I am a painter by training and when I started working on shapes for jewellery pieces, the available colour palette started to be insufficient. That’s why I turned to enamel, it allowed me to mix shapes and colours.
3- You are inspired by Art Nouveau. Is nature still the best source of inspiration for jewellers?
Yes, for me nature is the most important source of inspiration. I love flowers, for example. I have a house in the country, and I have planted a rose garden there where I come to recharge my batteries.
4- Your latest pieces created for the 25th anniversary of your company are technically interesting, perfectly combining quartz and enamel. Can you tell us a little more about this collection and the link developed between transparency, colours and light?

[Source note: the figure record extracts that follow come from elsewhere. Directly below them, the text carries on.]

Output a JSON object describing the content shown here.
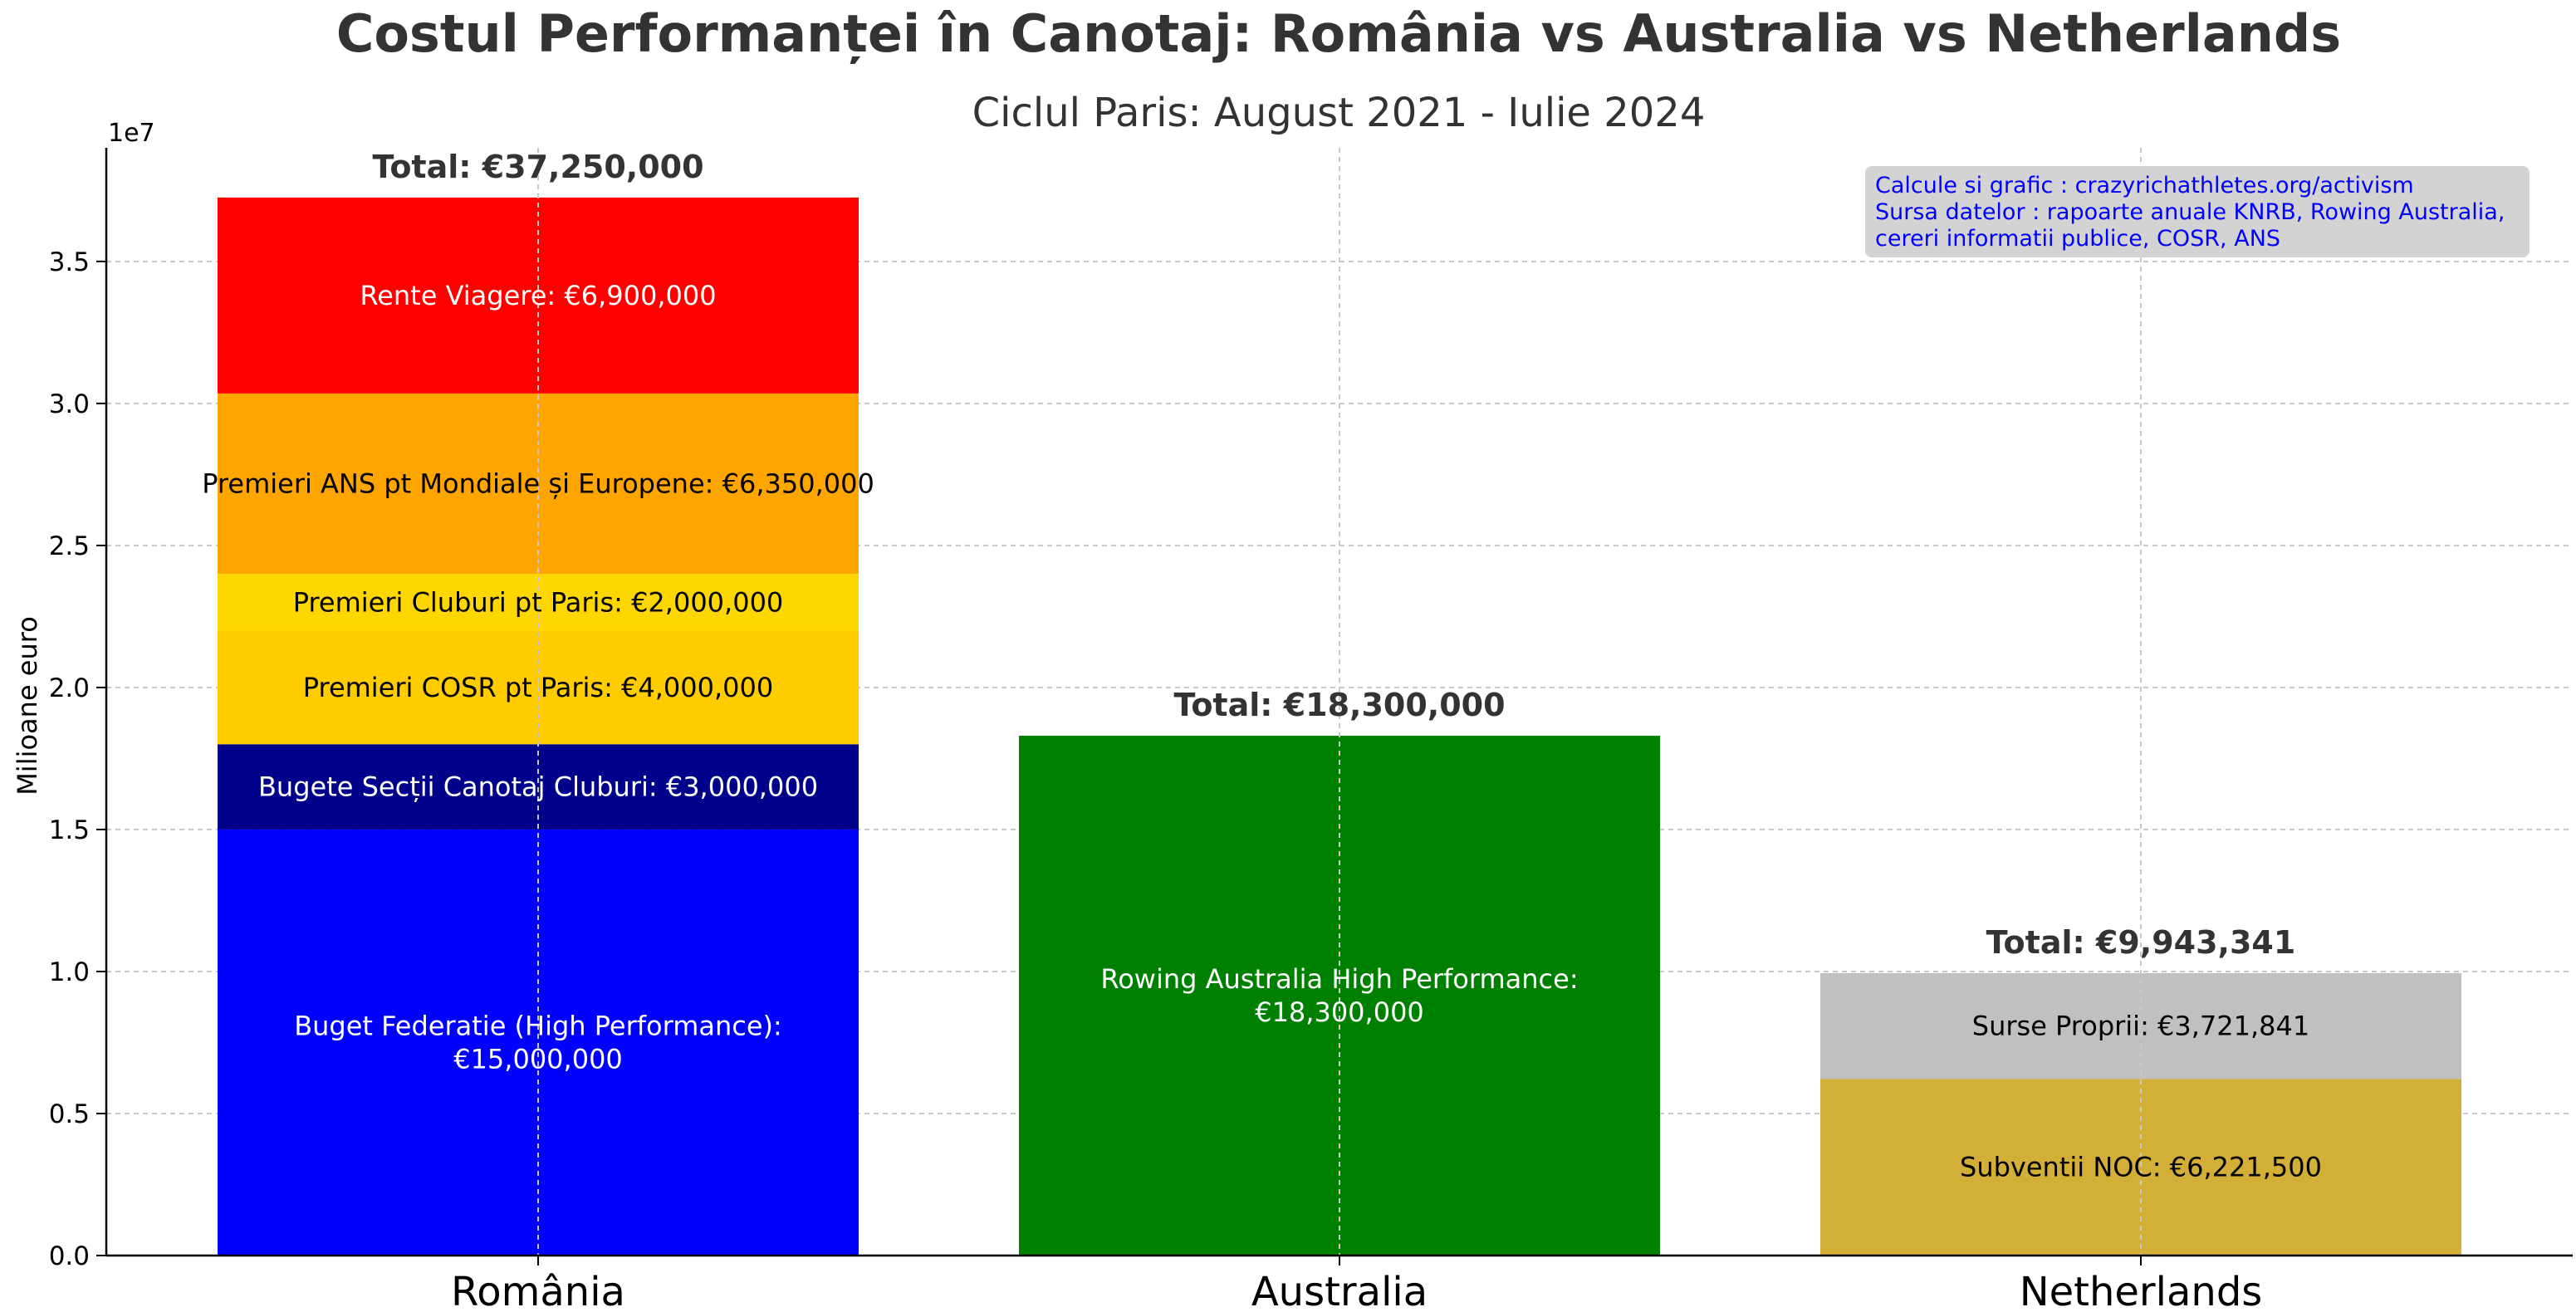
{
  "chart_data": {
    "type": "bar",
    "stacked": true,
    "title": "Costul Performanței în Canotaj: România vs Australia vs Netherlands",
    "subtitle": "Ciclul Paris: August 2021 - Iulie 2024",
    "ylabel": "Milioane euro",
    "y_offset_label": "1e7",
    "ylim": [
      0,
      39000000
    ],
    "yticks": [
      0,
      5000000,
      10000000,
      15000000,
      20000000,
      25000000,
      30000000,
      35000000
    ],
    "ytick_labels": [
      "0.0",
      "0.5",
      "1.0",
      "1.5",
      "2.0",
      "2.5",
      "3.0",
      "3.5"
    ],
    "grid": true,
    "categories": [
      "România",
      "Australia",
      "Netherlands"
    ],
    "bars": [
      {
        "category": "România",
        "total_label": "Total: €37,250,000",
        "segments": [
          {
            "value": 15000000,
            "color": "#0000ff",
            "text_color": "#ffffff",
            "label_lines": [
              "Buget Federatie (High Performance):",
              "€15,000,000"
            ]
          },
          {
            "value": 3000000,
            "color": "#00008b",
            "text_color": "#ffffff",
            "label_lines": [
              "Bugete Secții Canotaj Cluburi: €3,000,000"
            ]
          },
          {
            "value": 4000000,
            "color": "#ffcc00",
            "text_color": "#000000",
            "label_lines": [
              "Premieri COSR pt Paris: €4,000,000"
            ]
          },
          {
            "value": 2000000,
            "color": "#ffd700",
            "text_color": "#000000",
            "label_lines": [
              "Premieri Cluburi pt Paris: €2,000,000"
            ]
          },
          {
            "value": 6350000,
            "color": "#ffa500",
            "text_color": "#000000",
            "label_lines": [
              "Premieri ANS pt Mondiale și Europene: €6,350,000"
            ]
          },
          {
            "value": 6900000,
            "color": "#ff0000",
            "text_color": "#ffffff",
            "label_lines": [
              "Rente Viagere: €6,900,000"
            ]
          }
        ]
      },
      {
        "category": "Australia",
        "total_label": "Total: €18,300,000",
        "segments": [
          {
            "value": 18300000,
            "color": "#008000",
            "text_color": "#ffffff",
            "label_lines": [
              "Rowing Australia High Performance:",
              "€18,300,000"
            ]
          }
        ]
      },
      {
        "category": "Netherlands",
        "total_label": "Total: €9,943,341",
        "segments": [
          {
            "value": 6221500,
            "color": "#d4af37",
            "text_color": "#000000",
            "label_lines": [
              "Subventii NOC: €6,221,500"
            ]
          },
          {
            "value": 3721841,
            "color": "#c0c0c0",
            "text_color": "#000000",
            "label_lines": [
              "Surse Proprii: €3,721,841"
            ]
          }
        ]
      }
    ],
    "annotation": {
      "lines": [
        "Calcule si grafic : crazyrichathletes.org/activism",
        "Sursa datelor : rapoarte anuale KNRB, Rowing Australia,",
        "cereri informatii publice, COSR, ANS"
      ],
      "placement": "top-right",
      "box_color": "#d3d3d3",
      "text_color": "#0000ff"
    }
  }
}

Quartz is a unique stone, since the dawn of time it is considered to have magical powers. It is full of energy, just remember the crystal balls of the fortune tellers. It is a stone that shares its energy. On the basis that each of my works is filled with my creative energy, my soul, my philosophy, thanks to quartz I give it back entirely to the buyer. 25 years is an excellent time to pass on all your experience in this way. The most difficult thing is to find the perfect balance between transparency, colour and light. I’ve always loved old carved sideboards with doors that had glass windows in them. You could see inside the treasures that their owners kept. There was something mystical and magical about it. It is on these childhood impressions that I decided to create this collection, where through the facets of the quartz one can glimpse what I keep deep inside me
Gold, diamond, pearl and enamel earrings. Photo: Ilgiz F.